Today, we’re excited to announce xorq (https://github.com/xorq-labs/xorq), an open source computational framework that greatly simplifies building and deploying multi-engine ML pipelines with first-class support for pandas.
xorq
wraps your data processing logic with execution, planning and production deployment capabilities so that you can focus on the data and iterate faster. It’s similar to Snowpark, except that it works across multiple query engines.
Why we developed xorq
Before founding xorq, we were data scientists building complex ML pipelines at leading tech companies.
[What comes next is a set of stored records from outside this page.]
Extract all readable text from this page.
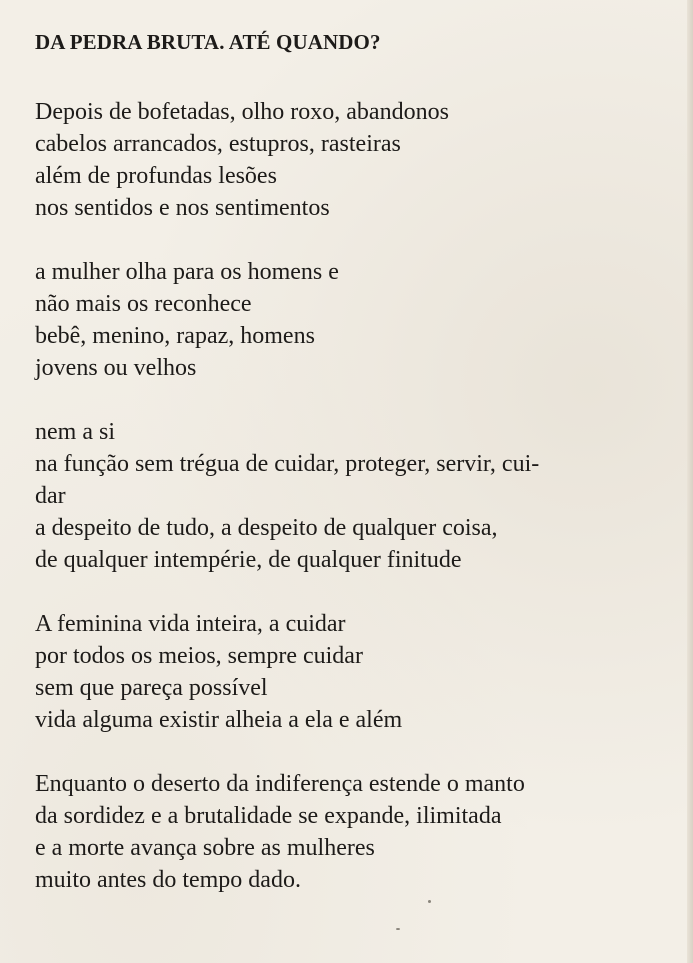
DA PEDRA BRUTA. ATÉ QUANDO?
Depois de bofetadas, olho roxo, abandonos
cabelos arrancados, estupros, rasteiras
além de profundas lesões
nos sentidos e nos sentimentos
a mulher olha para os homens e
não mais os reconhece
bebê, menino, rapaz, homens
jovens ou velhos
nem a si
na função sem trégua de cuidar, proteger, servir, cui-
dar
a despeito de tudo, a despeito de qualquer coisa,
de qualquer intempérie, de qualquer finitude
A feminina vida inteira, a cuidar
por todos os meios, sempre cuidar
sem que pareça possível
vida alguma existir alheia a ela e além
Enquanto o deserto da indiferença estende o manto
da sordidez e a brutalidade se expande, ilimitada
e a morte avança sobre as mulheres
muito antes do tempo dado.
We were frustrated by the brittleness of bespoke tooling required to fluidly develop and deploy ML pipelines:
- Having to juggle separate SQL jobs, pandas scripts, and ML framework specific transformations
- Painfully slow iteration process - every small change meant a full pipeline re-run
- Moving a working pipeline from local dev to production often involved rewriting it as a separate microservice
- Manually caching intermediary results to experiment
- Disaggregating infrastructure to scale preprocessing
We wanted a more ergonomic way to build, cache, and serve pipelines—without locking ourselves into a single engine. And it was with that idea that Dan, Daniel, and I founded xorq on a mission to help Python developers make a quantum leap in ML development and innovation.
xorq is pronounced “zork”
We’ll tell the story behind the name xorq on another day, but for now, just know that it’s from out of this world, and we pronounce it “zork.”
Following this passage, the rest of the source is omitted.